OTTAWA — Masouma Tajik fled Taliban rule in Afghanistan in August, leaving her life and family behind at only 22 years old, carrying just one backpack.
Last week, she left the new life she had built for herself over the past six months in Ukraine with only that same backpack in hand.
“I was so sleepless and tired and I was just looking for a way to get out of Lviv, to get to the border,” she said.
Afraid to spend what little money she had on food and exhausted after several sleepless nights, Tajik made her way to Poland with the help of volunteers, under the terrifying din of air-raid sirens.
Her escape from Lviv, Ukraine to Warsaw, Poland bore ghastly similarities to her flight from her home in the Herat province of Afghanistan months earlier.
The Canadian government is allowing Ukrainians who have fled Russian aggression to come to Canada temporarily for a period of two years “for those who need a safe haven while the war ravages their homeland,” Immigration Minister Sean Fraser announced last week.
It’s the kind of program Tajik said she hopes to see from Canada and other countries in response to the crisis in Ukraine.
“I just need legal status, I just need a pass so that I could get somewhere stable,” said the now 23-year-old data scientist in an interview.
But Canada’s program would not apply to her. The immigration minister’s office says for now, the program is only available to Ukraine citizens.
Non-citizens will still be given priority status if they apply to come to Canada through other immigration streams.
Several advocates and experts say nationality should not be a consideration when helping people to flee violence.
“I think we’re also seeing a large number of temporary residents and non-Ukrainian citizens who are being impacted by this,” said Will Tao, a British Columbia based immigration and refugee lawyer.
He said the same would apply to the hundreds of Afghan refugees who escaped to Ukraine last year, only to find themselves in yet another war zone.
“I’m hoping that our policy isn’t strictly limited to citizenship, that residents in Ukraine prior to this can also factor in, and that we can accommodate some of those folks,” he said.
The Canadian Council for Refugees said refugees who resided in Ukraine are in an extremely vulnerable situation now.
“Their situation is even more precarious,” said executive director Janet Dench. “We’re certainly calling on the government to pay particular attention to them,” especially as early reports indicated some refugees and temporary residents in Ukraine experienced racism at the border and extra difficulty leaving the country as Russia attacked.
In a statement, the immigration minister’s office said all policy decisions are made with safeguards in place to protect against bias and ensure accessibility for those who need it.
Other countries are experiencing similar dilemmas about how to manage what has now been deemed Europe’s fastest growing refugee crisis since the Second World War.
The United Nations Refugee Agency, UNHCR, said 1.5 million people have fled the country so far.
Last week, European Union ministers voted unanimously to activate The Temporary Protection Directive for the first time since it was created in 2001.
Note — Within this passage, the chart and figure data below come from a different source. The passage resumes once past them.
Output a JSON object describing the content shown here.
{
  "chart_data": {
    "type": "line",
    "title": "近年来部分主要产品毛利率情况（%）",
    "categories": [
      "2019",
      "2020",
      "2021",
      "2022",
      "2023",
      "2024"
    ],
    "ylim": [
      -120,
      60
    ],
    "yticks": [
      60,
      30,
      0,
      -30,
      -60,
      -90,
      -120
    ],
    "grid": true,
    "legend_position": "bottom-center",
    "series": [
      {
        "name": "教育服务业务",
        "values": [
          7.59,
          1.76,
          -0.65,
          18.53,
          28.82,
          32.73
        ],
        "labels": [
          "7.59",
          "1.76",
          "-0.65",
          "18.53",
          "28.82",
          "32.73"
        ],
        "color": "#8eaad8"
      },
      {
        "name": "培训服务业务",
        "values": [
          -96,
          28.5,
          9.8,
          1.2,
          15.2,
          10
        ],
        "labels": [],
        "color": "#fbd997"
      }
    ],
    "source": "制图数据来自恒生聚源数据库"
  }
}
UNHCR said the directive means member states will provide immediate protection for Ukrainians and third country nationals with refugee or permanent residence status in Ukraine.
People without citizenship or long-term status in Ukraine are largely racialized minorities, said Juliana Wahlgren, a member of the European Commission’s expert group on migration, Integration, and asylum.
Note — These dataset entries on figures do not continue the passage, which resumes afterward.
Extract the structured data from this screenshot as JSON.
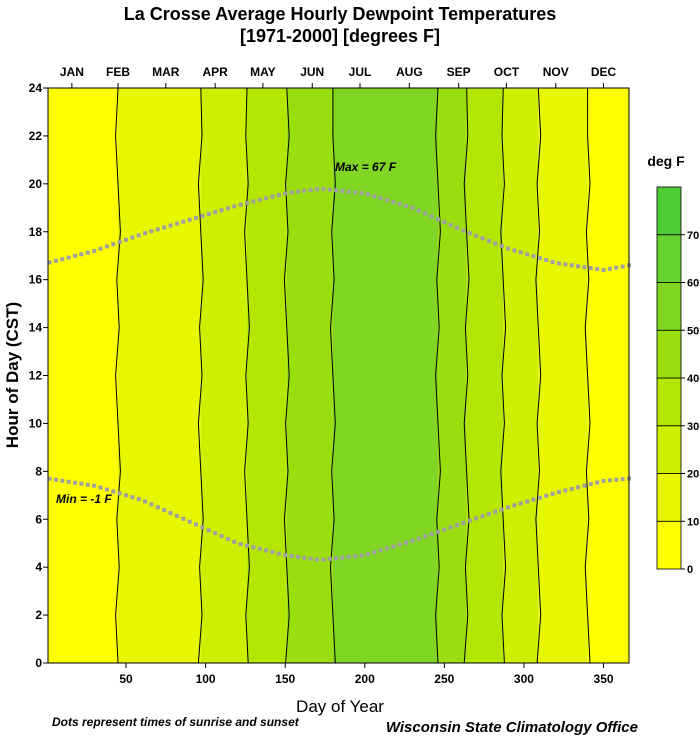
{
  "chart_data": {
    "type": "heatmap",
    "title_line1": "La Crosse  Average Hourly Dewpoint Temperatures",
    "title_line2": "[1971-2000]   [degrees F]",
    "xlabel": "Day of Year",
    "ylabel": "Hour of Day (CST)",
    "xlim": [
      1,
      366
    ],
    "ylim": [
      0,
      24
    ],
    "x_ticks": [
      50,
      100,
      150,
      200,
      250,
      300,
      350
    ],
    "y_ticks": [
      0,
      2,
      4,
      6,
      8,
      10,
      12,
      14,
      16,
      18,
      20,
      22,
      24
    ],
    "months": [
      "JAN",
      "FEB",
      "MAR",
      "APR",
      "MAY",
      "JUN",
      "JUL",
      "AUG",
      "SEP",
      "OCT",
      "NOV",
      "DEC"
    ],
    "month_centers": [
      16,
      45,
      75,
      106,
      136,
      167,
      197,
      228,
      259,
      289,
      320,
      350
    ],
    "bands": [
      {
        "from": 1,
        "to": 45,
        "level": 0
      },
      {
        "from": 45,
        "to": 97,
        "level": 1
      },
      {
        "from": 97,
        "to": 126,
        "level": 2
      },
      {
        "from": 126,
        "to": 151,
        "level": 3
      },
      {
        "from": 151,
        "to": 180,
        "level": 4
      },
      {
        "from": 180,
        "to": 246,
        "level": 5
      },
      {
        "from": 246,
        "to": 264,
        "level": 4
      },
      {
        "from": 264,
        "to": 287,
        "level": 3
      },
      {
        "from": 287,
        "to": 309,
        "level": 2
      },
      {
        "from": 309,
        "to": 340,
        "level": 1
      },
      {
        "from": 340,
        "to": 366,
        "level": 0
      }
    ],
    "legend": {
      "title": "deg F",
      "levels": [
        0,
        10,
        20,
        30,
        40,
        50,
        60,
        70
      ],
      "colors": [
        "#ffff00",
        "#e6f700",
        "#cdef00",
        "#b3e600",
        "#9ade10",
        "#80d623",
        "#66d22f",
        "#4fcb36"
      ]
    },
    "sunset_curve": {
      "x": [
        1,
        30,
        60,
        90,
        120,
        150,
        172,
        200,
        230,
        260,
        290,
        320,
        350,
        366
      ],
      "y": [
        16.7,
        17.2,
        17.9,
        18.5,
        19.1,
        19.6,
        19.8,
        19.6,
        19.0,
        18.1,
        17.3,
        16.7,
        16.4,
        16.6
      ]
    },
    "sunrise_curve": {
      "x": [
        1,
        30,
        60,
        90,
        120,
        150,
        172,
        200,
        230,
        260,
        290,
        320,
        350,
        366
      ],
      "y": [
        7.7,
        7.4,
        6.8,
        5.9,
        5.0,
        4.5,
        4.3,
        4.5,
        5.1,
        5.8,
        6.5,
        7.1,
        7.6,
        7.7
      ]
    },
    "annotations": {
      "max_label": "Max = 67 F",
      "min_label": "Min = -1 F",
      "footnote": "Dots represent times of sunrise and sunset",
      "credit": "Wisconsin State Climatology Office"
    }
  }
}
Often they are asylum seekers who are still waiting to be granted safety, students, and people with short-term work visas. Some of those people are not able to return to their home countries.
“If you have to provide protection based on the massive influx (of displaced people) and the risk of harm, they should be applied for anyone coming from that situation, not based on the nationality,” said Wahlgren, who is also the acting director of the European Network Against Racism.
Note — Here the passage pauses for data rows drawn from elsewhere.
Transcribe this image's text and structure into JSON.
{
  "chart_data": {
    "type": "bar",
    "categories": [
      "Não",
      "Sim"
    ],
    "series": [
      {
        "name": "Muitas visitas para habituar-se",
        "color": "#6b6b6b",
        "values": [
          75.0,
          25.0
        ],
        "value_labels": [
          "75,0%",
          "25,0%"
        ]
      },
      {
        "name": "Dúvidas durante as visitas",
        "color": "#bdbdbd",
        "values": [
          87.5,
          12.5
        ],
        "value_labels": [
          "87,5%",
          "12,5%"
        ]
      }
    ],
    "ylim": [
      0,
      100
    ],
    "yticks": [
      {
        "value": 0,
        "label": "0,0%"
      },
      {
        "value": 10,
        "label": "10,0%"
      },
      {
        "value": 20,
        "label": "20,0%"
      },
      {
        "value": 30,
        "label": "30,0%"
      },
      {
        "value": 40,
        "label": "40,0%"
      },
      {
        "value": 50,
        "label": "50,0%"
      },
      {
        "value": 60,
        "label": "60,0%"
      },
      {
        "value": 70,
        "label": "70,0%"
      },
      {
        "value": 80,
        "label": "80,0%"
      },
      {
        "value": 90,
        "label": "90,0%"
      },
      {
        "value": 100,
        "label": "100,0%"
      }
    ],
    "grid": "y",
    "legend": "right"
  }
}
Much like Canada, the EU’s decision to offer a temporary safe haven to people displaced by the conflict is a good one, Wahlgren said.
“What is bad is the double standard,” she said.
The UNHCR has urged countries to take an inclusive approach and grant the same safety and security to everyone fleeing Ukraine.
For Tajik’s part, she said when she was in Ukraine she tried to put her struggle in Afghanistan behind her and focus on her future. Now, after a second harrowing escape from another dangerous country, she’s realized she’s simply tired of war.
“We are starting from zero again,” she said.
She hopes countries will extend opportunities to Afghans and others who’ve escaped with their lives, and allow them to rebuild from the beginning again.